The trust’s credit metrics are also well below contractual covenant requirements. Finally, Tanger Factory had over $160 million in cash on its balance sheet. The trust has more than enough cash to fund its operations and, in fact, make acquisitions, thanks to $520 million of unused capacity under unsecured lines.
2022 outlook, multiple FFOs
Tanger Factory forecasts a 1.5% to 3.5% increase in net operating income of the same center in 2022. Tanger Factory could see an FFO of $1.68 per share to $1.76 per share for the funds operation of the trust. Because SKT closed last week at $17.43, the implied FFO multiple here is only 10x, which makes the exit center trader a good buy for me.

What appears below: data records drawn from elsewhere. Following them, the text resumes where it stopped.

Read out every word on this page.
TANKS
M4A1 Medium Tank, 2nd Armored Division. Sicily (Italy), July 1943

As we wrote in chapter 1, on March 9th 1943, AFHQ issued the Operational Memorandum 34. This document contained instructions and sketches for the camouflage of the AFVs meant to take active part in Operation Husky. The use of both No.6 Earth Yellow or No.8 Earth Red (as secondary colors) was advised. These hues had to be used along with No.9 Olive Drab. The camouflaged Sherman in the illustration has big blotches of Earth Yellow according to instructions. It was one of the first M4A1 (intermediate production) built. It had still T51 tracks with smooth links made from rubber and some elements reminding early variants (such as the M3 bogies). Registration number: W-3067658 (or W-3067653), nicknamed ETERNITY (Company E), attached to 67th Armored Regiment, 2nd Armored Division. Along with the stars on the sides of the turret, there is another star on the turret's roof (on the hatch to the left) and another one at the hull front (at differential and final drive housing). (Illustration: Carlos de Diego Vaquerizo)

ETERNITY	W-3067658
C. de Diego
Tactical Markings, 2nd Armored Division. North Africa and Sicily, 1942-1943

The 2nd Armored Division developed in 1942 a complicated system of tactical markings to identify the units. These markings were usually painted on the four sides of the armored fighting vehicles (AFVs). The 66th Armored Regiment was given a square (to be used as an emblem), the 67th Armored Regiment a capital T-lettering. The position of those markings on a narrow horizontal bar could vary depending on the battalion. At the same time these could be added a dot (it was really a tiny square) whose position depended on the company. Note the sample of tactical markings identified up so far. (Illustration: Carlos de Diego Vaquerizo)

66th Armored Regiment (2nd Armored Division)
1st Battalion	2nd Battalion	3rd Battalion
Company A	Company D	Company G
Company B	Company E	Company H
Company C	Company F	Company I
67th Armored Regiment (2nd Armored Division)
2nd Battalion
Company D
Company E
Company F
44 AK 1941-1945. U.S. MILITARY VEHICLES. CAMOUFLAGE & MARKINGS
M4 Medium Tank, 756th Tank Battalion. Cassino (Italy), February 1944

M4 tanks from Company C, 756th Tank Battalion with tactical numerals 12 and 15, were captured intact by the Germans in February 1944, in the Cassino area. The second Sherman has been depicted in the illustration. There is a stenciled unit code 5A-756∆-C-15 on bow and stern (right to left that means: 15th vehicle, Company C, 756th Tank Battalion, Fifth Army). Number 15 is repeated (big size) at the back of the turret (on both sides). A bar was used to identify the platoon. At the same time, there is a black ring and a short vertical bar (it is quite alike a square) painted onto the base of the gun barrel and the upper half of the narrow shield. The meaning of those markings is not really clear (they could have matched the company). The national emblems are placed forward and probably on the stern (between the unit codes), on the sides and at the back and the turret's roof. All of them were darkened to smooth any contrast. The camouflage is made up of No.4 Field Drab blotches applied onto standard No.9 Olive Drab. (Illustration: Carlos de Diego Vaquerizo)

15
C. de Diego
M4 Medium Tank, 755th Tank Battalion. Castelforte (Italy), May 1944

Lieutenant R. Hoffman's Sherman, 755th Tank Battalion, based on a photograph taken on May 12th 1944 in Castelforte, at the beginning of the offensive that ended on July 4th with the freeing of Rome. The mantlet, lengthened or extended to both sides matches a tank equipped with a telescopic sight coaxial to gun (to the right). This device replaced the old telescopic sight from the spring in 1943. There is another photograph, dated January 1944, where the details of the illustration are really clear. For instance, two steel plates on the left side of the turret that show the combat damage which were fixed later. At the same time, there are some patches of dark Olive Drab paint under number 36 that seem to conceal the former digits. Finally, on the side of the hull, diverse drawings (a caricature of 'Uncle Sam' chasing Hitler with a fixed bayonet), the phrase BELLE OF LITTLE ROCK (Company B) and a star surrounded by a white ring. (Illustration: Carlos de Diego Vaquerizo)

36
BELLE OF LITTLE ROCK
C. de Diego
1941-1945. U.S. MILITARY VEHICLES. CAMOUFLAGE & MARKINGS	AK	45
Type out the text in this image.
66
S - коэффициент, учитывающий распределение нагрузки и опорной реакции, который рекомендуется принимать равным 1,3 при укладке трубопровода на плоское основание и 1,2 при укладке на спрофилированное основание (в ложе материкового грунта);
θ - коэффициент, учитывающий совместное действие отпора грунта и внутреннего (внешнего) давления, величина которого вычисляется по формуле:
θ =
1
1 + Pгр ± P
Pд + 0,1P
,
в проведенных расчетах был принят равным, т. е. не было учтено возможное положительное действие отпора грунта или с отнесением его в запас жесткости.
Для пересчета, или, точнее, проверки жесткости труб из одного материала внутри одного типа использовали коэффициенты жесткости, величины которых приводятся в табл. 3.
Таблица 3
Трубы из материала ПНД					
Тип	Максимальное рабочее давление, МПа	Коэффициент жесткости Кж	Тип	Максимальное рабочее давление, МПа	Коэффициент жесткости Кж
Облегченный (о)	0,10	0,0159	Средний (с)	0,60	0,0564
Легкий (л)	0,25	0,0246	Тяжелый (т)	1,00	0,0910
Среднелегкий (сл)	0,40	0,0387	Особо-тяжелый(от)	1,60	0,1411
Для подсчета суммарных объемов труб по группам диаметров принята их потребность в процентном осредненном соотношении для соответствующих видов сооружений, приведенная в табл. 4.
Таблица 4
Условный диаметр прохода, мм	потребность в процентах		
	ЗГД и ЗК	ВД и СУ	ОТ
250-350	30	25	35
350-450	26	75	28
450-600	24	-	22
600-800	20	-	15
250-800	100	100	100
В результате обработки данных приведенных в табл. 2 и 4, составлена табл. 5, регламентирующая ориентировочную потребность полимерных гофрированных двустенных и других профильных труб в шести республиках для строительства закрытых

SKT is so cheap compared to other retail trusts with a broader investment focus because outlet and mall operators are more vulnerable to a recession, which some say will happen in 2022.
What could lower SKT?
A recession and soaring inflation.
Although inflation is good for homeowners and investors, high inflation increases the risk of recession. Clearly, the risks of recession are increasing and an economic downturn poses a significant risk not only to SKT, but to the industry as a whole.
SKT has a payout ratio of just 55% and recently increased its dividend by 9.6%. Based on expected operating funds for 2022, inventory is cheap and recovery in occupancy could lead to higher net operating income for the trust going forward.
Given Tanger Factory’s low payout ratio (and high occupancy), I’m confident investing in SKT even if the real estate market experiences a downturn later this year.